Koto wydało pierwszy dźwięk, który rozniósł się echem po krainie. Uniosłem brwi i zaskoczony wbiłem wzrok w chłopaka. Zastygł w takim bezruchu, że przez myśl przeszło mi, że dźwięk ten wywołany był całkiem przypadkiem — może potrącił strunę, może coś uderzyło w instrument. Jego palce drgnęły, zaczęły błądzić po żyłkach. Okolicę rozdarła melodia. Nie potrafiłem określić jaka, koto dziwnie brzmiało. Słuchając muzyki, którą tworzył nieznajomy, ośmieliłbym się powiedzieć, że brzmi to, jakby grał na nim po raz drugi, może trzeci — oczywiście mając staż na innych instrumentach strunowych. Ale czy to było możliwe? Lakier, którym koto było pokryte, był poprzecierany, może zdarty — wszech panująca ciemność utrudniała postawienie trafnej diagnozy. Nie były to dźwięki dla ucha przyjemne. Były głośne, drażniące bębenki, rzekłbym nawet, że niektóre z nich przypominały miauczenie głodnego kota. Nie była to jednak muzyka na tyle zła, aby nie dało się jej słuchać.
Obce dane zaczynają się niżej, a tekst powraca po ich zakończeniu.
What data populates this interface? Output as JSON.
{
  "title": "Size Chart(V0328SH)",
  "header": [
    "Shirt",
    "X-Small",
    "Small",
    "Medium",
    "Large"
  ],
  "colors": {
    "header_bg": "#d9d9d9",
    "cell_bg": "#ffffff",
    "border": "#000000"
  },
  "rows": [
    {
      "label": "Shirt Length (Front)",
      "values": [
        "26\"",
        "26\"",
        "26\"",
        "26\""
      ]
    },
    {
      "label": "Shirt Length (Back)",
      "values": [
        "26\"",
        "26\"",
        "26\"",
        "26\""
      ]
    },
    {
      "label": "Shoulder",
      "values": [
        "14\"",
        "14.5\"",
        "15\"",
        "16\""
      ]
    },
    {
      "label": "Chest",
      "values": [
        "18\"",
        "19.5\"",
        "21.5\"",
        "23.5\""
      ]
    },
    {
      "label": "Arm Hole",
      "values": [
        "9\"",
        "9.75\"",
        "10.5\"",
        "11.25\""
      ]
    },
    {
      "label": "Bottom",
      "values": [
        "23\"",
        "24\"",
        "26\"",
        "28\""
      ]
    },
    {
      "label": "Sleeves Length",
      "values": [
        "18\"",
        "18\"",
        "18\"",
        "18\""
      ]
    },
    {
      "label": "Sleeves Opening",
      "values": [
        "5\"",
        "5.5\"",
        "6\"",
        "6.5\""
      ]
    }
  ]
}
Może mężczyzna przyszedł pod las, aby ćwiczyć w spokoju — bez stresu, w którym komuś będzie przypadkiem przeszkadzał. Hm… w kami obowiązywała cisza nocna?
Usiadłem wygodniej na trawie pokrytej rosą, która natychmiast wsiąknęła w moje ciuchy. Teraz przy każdym powiewie wiatru czułem chłód na udach i… ekhm, kolokwialnie mówiąc, tyłku.
Mężczyzna przestał grać, a moje domysły nagle się obudziły. Było późno, więc za jakiś czas planowałem powrót do świątyni — a to prawdopodobnie było jedyną szansą, aby później rozstać się, nie pogrążając się w głębszych rozmowach na swój temat.
Chłopak wyglądał na zamyślonego, dlatego wizja rozpraszania go, wydała mi się oznaką braku kultury. Ale ciekawość po raz kolejny tego dnia, brała nade mną górę, zmuszała mnie do, być może, nietaktownych zachowań.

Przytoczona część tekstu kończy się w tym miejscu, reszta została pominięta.